Prevalence of mutations linked to antimalarial resistance in Plasmodium falciparum from Chhattisgarh, Central India: A malaria elimination point of view.

作者信息

Patel Priyanka, Bharti Praveen K, Bansal Devendra, Ali Nazia A, Raman Rajive K, Mohapatra Pradyumna K, Sehgal Rakesh, Mahanta Jagadish, Sultan Ali A, Singh Neeru

机构信息

National Institute for Research in Tribal Health, Indian Council of Medical Research, Nagpur Road, Garha, Jabalpur, 482003, Madhya Pradesh, India.
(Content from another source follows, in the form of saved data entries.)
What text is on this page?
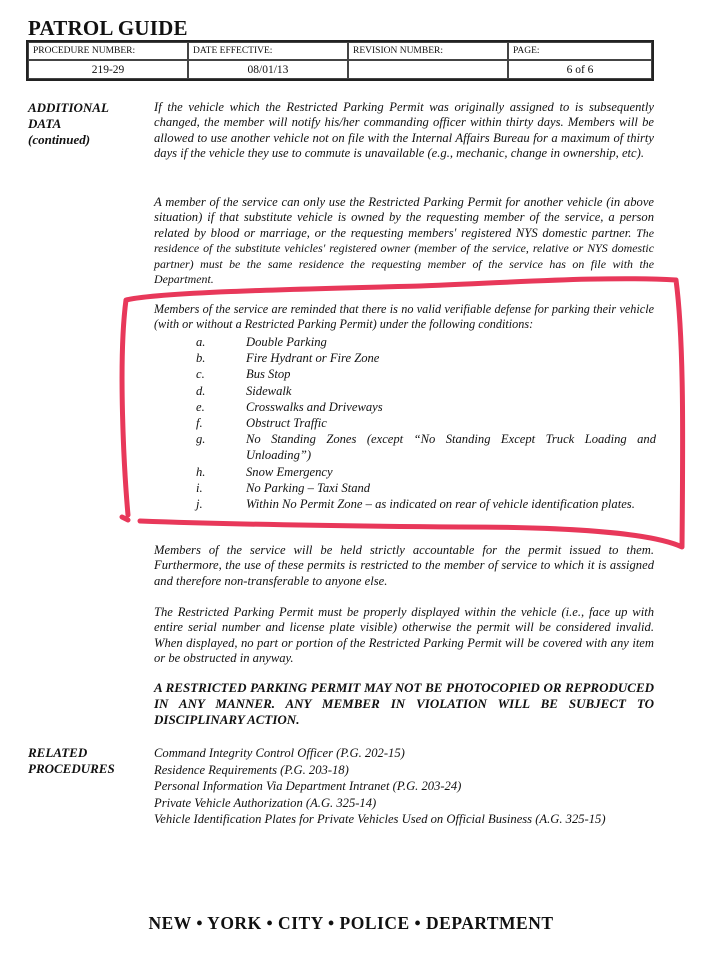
PATROL GUIDE
PROCEDURE NUMBER:	DATE EFFECTIVE:	REVISION NUMBER:	PAGE:
219-29	08/01/13		6 of 6
ADDITIONAL
DATA
(continued)

If the vehicle which the Restricted Parking Permit was originally assigned to is subsequently changed, the member will notify his/her commanding officer within thirty days. Members will be allowed to use another vehicle not on file with the Internal Affairs Bureau for a maximum of thirty days if the vehicle they use to commute is unavailable (e.g., mechanic, change in ownership, etc).

A member of the service can only use the Restricted Parking Permit for another vehicle (in above situation) if that substitute vehicle is owned by the requesting member of the service, a person related by blood or marriage, or the requesting members' registered NYS domestic partner. The residence of the substitute vehicles' registered owner (member of the service, relative or NYS domestic partner) must be the same residence the requesting member of the service has on file with the Department.

Members of the service are reminded that there is no valid verifiable defense for parking their vehicle (with or without a Restricted Parking Permit) under the following conditions:

a.	Double Parking
b.	Fire Hydrant or Fire Zone
c.	Bus Stop
d.	Sidewalk
e.	Crosswalks and Driveways
f.	Obstruct Traffic
g.	No Standing Zones (except “No Standing Except Truck Loading and Unloading”)
h.	Snow Emergency
i.	No Parking – Taxi Stand
j.	Within No Permit Zone – as indicated on rear of vehicle identification plates.

Members of the service will be held strictly accountable for the permit issued to them. Furthermore, the use of these permits is restricted to the member of service to which it is assigned and therefore non-transferable to anyone else.

The Restricted Parking Permit must be properly displayed within the vehicle (i.e., face up with entire serial number and license plate visible) otherwise the permit will be considered invalid. When displayed, no part or portion of the Restricted Parking Permit will be covered with any item or be obstructed in anyway.

A RESTRICTED PARKING PERMIT MAY NOT BE PHOTOCOPIED OR REPRODUCED IN ANY MANNER. ANY MEMBER IN VIOLATION WILL BE SUBJECT TO DISCIPLINARY ACTION.

RELATED
PROCEDURES
Command Integrity Control Officer (P.G. 202-15)
Residence Requirements (P.G. 203-18)
Personal Information Via Department Intranet (P.G. 203-24)
Private Vehicle Authorization (A.G. 325-14)
Vehicle Identification Plates for Private Vehicles Used on Official Business (A.G. 325-15)
NEW • YORK • CITY • POLICE • DEPARTMENT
Symbiosis School of Biomedical Sciences, Symbiosis International University, Lavale, Maharashtra, 412115, India.

出版信息

Sci Rep. 2017 Nov 30;7(1):16690. doi: 10.1038/s41598-017-16866-5.

Abstract

Antimalarial drug resistance is a major global challenge in malaria control and elimination. Mutations in six different genes of Plasmodium falciparum (crt, mdr1, dhfr, dhps, ATPase6 and K-13 propeller) that confer resistance to chloroquine, sulphadoxine-pyrimethamine and artemisinin-based combination therapy were analyzed in samples from Chhattisgarh. Seventy-eight percent of the samples were found to have a pfcrt mutation (53% double, 24% triple and 1% single mutant), and 59% of pfmdr1 genes were found to have an N86Y mutation. Double mutations were recorded in pfdhfr gene among 76% of the samples while only 6% of the samples harbored mutant genotypes in pfdhps. No mutation was found in the K-13 propeller gene, while only one sample showed a mutant genotype for the PfATPase6 gene. The Tajima test confirmed that there is no role of evolutionary natural selection in drug resistance, and gene pairwise linkage of disequilibrium showed significant intragenic association. The high level of pfcrt mutations suggests that parasite resistance to chloroquine is almost at a fixed level, whereas resistance to SP is evolving in the population and parasites remain sensitive to artemisinin derivatives. These findings provide potential information and understanding of the evolution and spread of different drug resistance alleles in Chhattisgarh.

摘要

抗疟药物耐药性是疟疾控制与消除工作中的一项重大全球挑战。对来自恰蒂斯加尔邦的样本分析了恶性疟原虫六个不同基因(crt、mdr1、dhfr、dhps、ATPase6和K-13螺旋桨)中的突变情况,这些突变赋予了对氯喹、磺胺多辛-乙胺嘧啶和青蒿素类联合疗法的耐药性。结果发现,78%的样本存在pfcrt突变(53%为双突变、24%为三突变、1%为单突变),59%的pfmdr1基因存在N86Y突变。76%的样本中pfdhfr基因出现双突变,而pfdhps中只有6%的样本含有突变基因型。K-13螺旋桨基因未发现突变,只有一个样本的PfATPase6基因呈现突变基因型。Tajima检验证实进化自然选择在耐药性中不起作用,基因成对不平衡连锁显示出显著的基因内关联。高水平的pfcrt突变表明寄生虫对氯喹的耐药性几乎处于固定水平,而对磺胺多辛-乙胺嘧啶的耐药性在种群中正在演变,寄生虫对青蒿素衍生物仍敏感。这些发现为恰蒂斯加尔邦不同耐药等位基因的进化和传播提供了潜在信息和认识。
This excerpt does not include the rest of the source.